This new article by Alexander Betts, Naohiko Omata, and Louise Bloom has been published this week in the Journal on Migration and Human Security.
In the context of protracted refugee situations, there has been a revival in concern among policymakers to transcend the so-called humanitarian-development divide and create greater opportunities for self-reliance. Yet, these discussions too often neglect an analytical focus on refugees’ own economic lives, and their own interactions with markets. Despite a growing literature on the economic lives of refugees, much of that work has lacked theory or data. The work that has been quantitative has generally focused on the economic impact of refugees on host countries rather than explaining variation in economic outcomes for refugees.

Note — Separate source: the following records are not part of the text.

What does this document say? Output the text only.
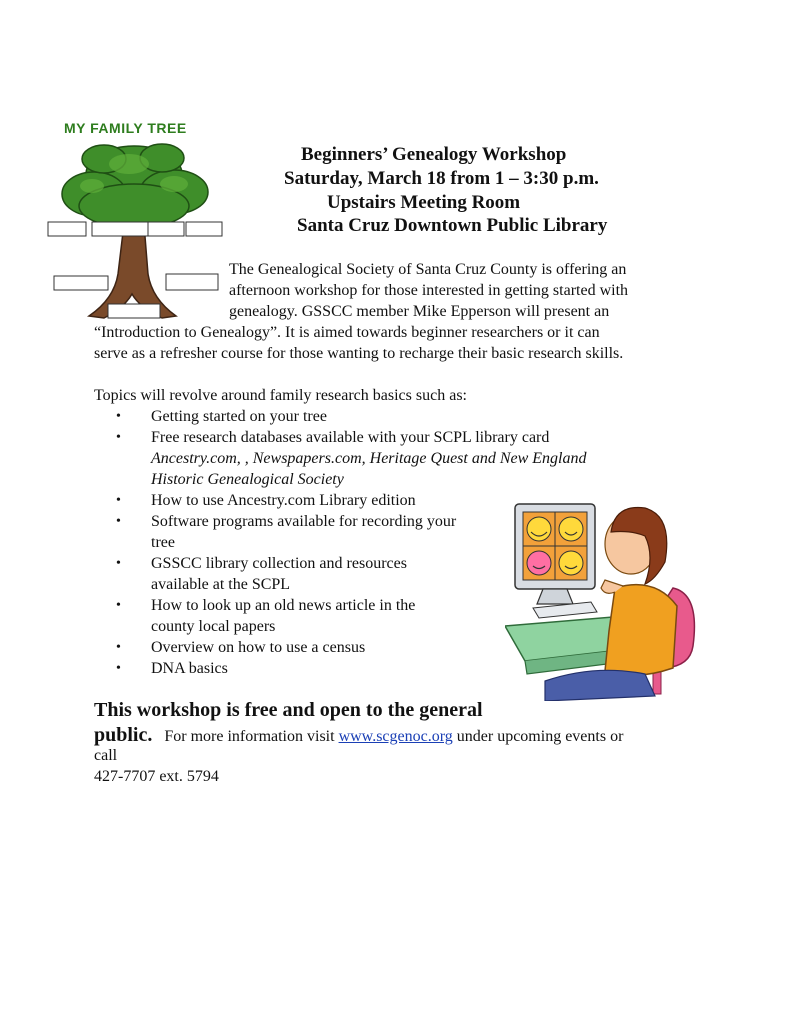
MY FAMILY TREE
Beginners’ Genealogy Workshop
Saturday, March 18 from 1 – 3:30 p.m.
Upstairs Meeting Room
Santa Cruz Downtown Public Library
The Genealogical Society of Santa Cruz County is offering an
afternoon workshop for those interested in getting started with
genealogy. GSSCC member Mike Epperson will present an
“Introduction to Genealogy”. It is aimed towards beginner researchers or it can
serve as a refresher course for those wanting to recharge their basic research skills.
Topics will revolve around family research basics such as:
• Getting started on your tree
• Free research databases available with your SCPL library card
Ancestry.com, , Newspapers.com, Heritage Quest and New England
Historic Genealogical Society
• How to use Ancestry.com Library edition
• Software programs available for recording your
tree
• GSSCC library collection and resources
available at the SCPL
• How to look up an old news article in the
county local papers
• Overview on how to use a census
• DNA basics
This workshop is free and open to the general
public. For more information visit www.scgenoc.org under upcoming events or
call
427-7707 ext. 5794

In order to explain variation in economic outcomes for refugees, this article asks three questions about the economic lives of refugees: 1) what makes the economic lives of refugees distinctive from other populations; 2) what explains variation in refugees’ income levels; and 3) what role does entrepreneurship play in shaping refugees’ economic outcomes? In order to answer these questions, the paper draws upon extensive qualitative and quantitative research conducted in Uganda by the Humanitarian Innovation Project. The quantitative data set is based on a survey of 2,213 refugees in three types of contexts: urban (Kampala), protracted camps (Nakivale and Kyangwali settlements), and emergency camps (Rwamwanja). This is supplemented with qualitative research from other parts of Africa and the Middle East.
The economic lives of refugees are argued to be distinctive not because refugees are any different qua human beings but because they often occupy a distinctive institutional space. Following new institutional economics, the article argues that “refugee economies” represent a distinctive analytical space insofar as refugees face different formal and informal institutional barriers and distortions in their economic lives compared to nationals or other migrants.